This change fixes a couple places where the pseudo probe intrinsic blocks optimizations because they are not naturally removable. To unblock those optimizations, the blocking pseudo probes are moved out of the original blocks and tagged dangling, instead of allowing pseudo probes to be literally removed. The reason is that when the original block is removed, we won't be able to sample it. Instead of assigning it a zero weight, moving all its pseudo probes into another block and marking them dangling should allow the counts inference a chance to assign them a more reasonable weight. We have not seen counts quality degradation from our experiments.
The optimizations being unblocked are:
- Removing conditional probes for if-converted branches. Conditional probes are tagged dangling when their homing branch arms are folded so that they will not be over-counted.
- Unblocking jump threading from removing empty blocks. Pseudo probe prevents jump threading from removing logically empty blocks that only has one unconditional jump instructions.
- Unblocking SimplifyCFG and MIR tail duplicate to thread empty blocks and blocks with redundant branch checks.
Since dangling probes are logically deleted, they should not consume any samples in LTO postLink. This can be achieved by setting their distribution factors to zero when dangled.
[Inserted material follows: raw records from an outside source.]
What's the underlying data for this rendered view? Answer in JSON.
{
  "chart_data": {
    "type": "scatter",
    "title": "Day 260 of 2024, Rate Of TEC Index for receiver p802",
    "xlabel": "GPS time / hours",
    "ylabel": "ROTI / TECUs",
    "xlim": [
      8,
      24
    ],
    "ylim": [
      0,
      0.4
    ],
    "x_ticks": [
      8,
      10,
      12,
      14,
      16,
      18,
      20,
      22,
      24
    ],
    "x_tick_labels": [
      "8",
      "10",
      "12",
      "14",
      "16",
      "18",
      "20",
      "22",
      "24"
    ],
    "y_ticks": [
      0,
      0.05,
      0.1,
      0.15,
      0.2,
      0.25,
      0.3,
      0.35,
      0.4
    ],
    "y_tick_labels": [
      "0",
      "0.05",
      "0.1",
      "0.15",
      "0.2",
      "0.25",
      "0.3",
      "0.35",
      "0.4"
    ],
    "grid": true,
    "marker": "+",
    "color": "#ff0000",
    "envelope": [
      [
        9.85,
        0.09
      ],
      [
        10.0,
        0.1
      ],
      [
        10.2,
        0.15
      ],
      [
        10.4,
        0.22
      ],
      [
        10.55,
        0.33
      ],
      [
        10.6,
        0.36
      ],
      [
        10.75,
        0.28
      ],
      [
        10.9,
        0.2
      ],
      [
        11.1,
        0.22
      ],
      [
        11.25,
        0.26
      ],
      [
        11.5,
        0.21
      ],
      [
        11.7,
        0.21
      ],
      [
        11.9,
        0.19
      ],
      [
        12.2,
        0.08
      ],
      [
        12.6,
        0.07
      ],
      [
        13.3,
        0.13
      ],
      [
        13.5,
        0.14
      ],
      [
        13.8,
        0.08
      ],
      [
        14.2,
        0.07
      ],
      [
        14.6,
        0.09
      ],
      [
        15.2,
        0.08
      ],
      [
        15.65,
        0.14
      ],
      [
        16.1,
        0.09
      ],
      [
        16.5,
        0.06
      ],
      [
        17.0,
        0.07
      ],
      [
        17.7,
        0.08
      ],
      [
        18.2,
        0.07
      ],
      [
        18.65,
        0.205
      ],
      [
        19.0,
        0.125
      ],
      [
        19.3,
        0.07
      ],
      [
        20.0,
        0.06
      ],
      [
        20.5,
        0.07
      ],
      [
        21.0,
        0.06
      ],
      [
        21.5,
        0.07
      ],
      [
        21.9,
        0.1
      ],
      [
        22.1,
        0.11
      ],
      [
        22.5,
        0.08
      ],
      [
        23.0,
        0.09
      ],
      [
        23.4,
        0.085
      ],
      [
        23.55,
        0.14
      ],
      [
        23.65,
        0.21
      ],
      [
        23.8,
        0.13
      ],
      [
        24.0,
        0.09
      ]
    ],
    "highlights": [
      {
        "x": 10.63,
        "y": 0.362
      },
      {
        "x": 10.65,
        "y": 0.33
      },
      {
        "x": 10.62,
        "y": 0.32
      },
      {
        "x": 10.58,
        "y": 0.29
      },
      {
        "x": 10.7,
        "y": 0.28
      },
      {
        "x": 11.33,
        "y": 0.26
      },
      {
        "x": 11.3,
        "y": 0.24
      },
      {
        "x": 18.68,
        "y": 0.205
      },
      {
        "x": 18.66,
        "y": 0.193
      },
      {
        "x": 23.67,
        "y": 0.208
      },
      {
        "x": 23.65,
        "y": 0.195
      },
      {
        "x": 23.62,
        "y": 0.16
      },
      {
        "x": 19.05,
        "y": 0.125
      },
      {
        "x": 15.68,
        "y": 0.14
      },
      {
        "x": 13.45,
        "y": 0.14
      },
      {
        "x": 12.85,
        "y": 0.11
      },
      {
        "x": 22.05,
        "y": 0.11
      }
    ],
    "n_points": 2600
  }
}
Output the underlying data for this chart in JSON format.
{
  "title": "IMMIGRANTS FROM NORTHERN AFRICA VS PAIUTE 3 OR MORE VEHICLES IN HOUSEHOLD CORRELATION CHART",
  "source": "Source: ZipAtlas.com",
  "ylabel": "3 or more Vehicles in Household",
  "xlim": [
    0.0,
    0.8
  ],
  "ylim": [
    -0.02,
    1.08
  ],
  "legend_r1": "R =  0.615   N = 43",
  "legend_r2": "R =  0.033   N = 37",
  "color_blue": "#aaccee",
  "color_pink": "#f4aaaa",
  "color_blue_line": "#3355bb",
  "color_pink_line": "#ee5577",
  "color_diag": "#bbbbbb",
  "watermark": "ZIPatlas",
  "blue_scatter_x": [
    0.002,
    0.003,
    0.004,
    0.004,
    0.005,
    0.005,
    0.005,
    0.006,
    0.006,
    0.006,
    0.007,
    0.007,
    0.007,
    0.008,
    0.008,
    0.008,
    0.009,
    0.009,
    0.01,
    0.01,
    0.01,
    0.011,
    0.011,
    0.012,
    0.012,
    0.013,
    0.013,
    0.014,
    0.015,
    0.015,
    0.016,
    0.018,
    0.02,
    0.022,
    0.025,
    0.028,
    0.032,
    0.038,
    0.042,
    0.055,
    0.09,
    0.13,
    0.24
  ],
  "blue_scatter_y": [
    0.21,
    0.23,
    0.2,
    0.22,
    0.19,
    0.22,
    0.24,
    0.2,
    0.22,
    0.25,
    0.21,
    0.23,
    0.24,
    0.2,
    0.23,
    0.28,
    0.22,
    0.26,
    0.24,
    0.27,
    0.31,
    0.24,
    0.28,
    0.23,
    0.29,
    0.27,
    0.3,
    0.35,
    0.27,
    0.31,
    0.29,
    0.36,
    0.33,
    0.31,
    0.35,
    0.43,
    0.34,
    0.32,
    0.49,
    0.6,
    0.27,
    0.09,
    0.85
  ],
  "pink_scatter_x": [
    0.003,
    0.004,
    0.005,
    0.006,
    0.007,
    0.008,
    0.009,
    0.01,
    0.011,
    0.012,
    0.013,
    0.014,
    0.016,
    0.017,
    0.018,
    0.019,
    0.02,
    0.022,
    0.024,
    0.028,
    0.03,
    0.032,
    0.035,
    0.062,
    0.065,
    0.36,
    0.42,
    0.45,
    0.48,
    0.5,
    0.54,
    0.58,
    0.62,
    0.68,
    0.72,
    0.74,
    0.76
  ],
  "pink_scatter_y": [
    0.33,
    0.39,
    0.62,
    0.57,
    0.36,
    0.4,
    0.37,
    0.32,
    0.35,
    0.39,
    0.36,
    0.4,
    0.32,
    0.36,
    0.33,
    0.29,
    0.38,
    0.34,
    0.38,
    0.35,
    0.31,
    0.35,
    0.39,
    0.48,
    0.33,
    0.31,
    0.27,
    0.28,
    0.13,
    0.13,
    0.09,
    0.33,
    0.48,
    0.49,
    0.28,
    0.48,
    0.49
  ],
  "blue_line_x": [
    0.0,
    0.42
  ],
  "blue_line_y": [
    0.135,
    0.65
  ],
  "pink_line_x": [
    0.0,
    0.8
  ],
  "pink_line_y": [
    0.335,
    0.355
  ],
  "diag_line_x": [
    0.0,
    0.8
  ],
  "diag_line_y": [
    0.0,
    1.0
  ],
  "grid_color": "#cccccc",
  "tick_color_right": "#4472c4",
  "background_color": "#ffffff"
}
It sounds like "SkipPseudoOp = true" is the more common cases and only certain cases will use the default value. It will lead to the confusion whether user should use the default value or not for now. I know you mentioned you would flip the default value in the future. If you think user is better to choose "SkipPseudoOp = true" in common cases, it may be good to suggest that in the front and add a TODO for flipping the default value.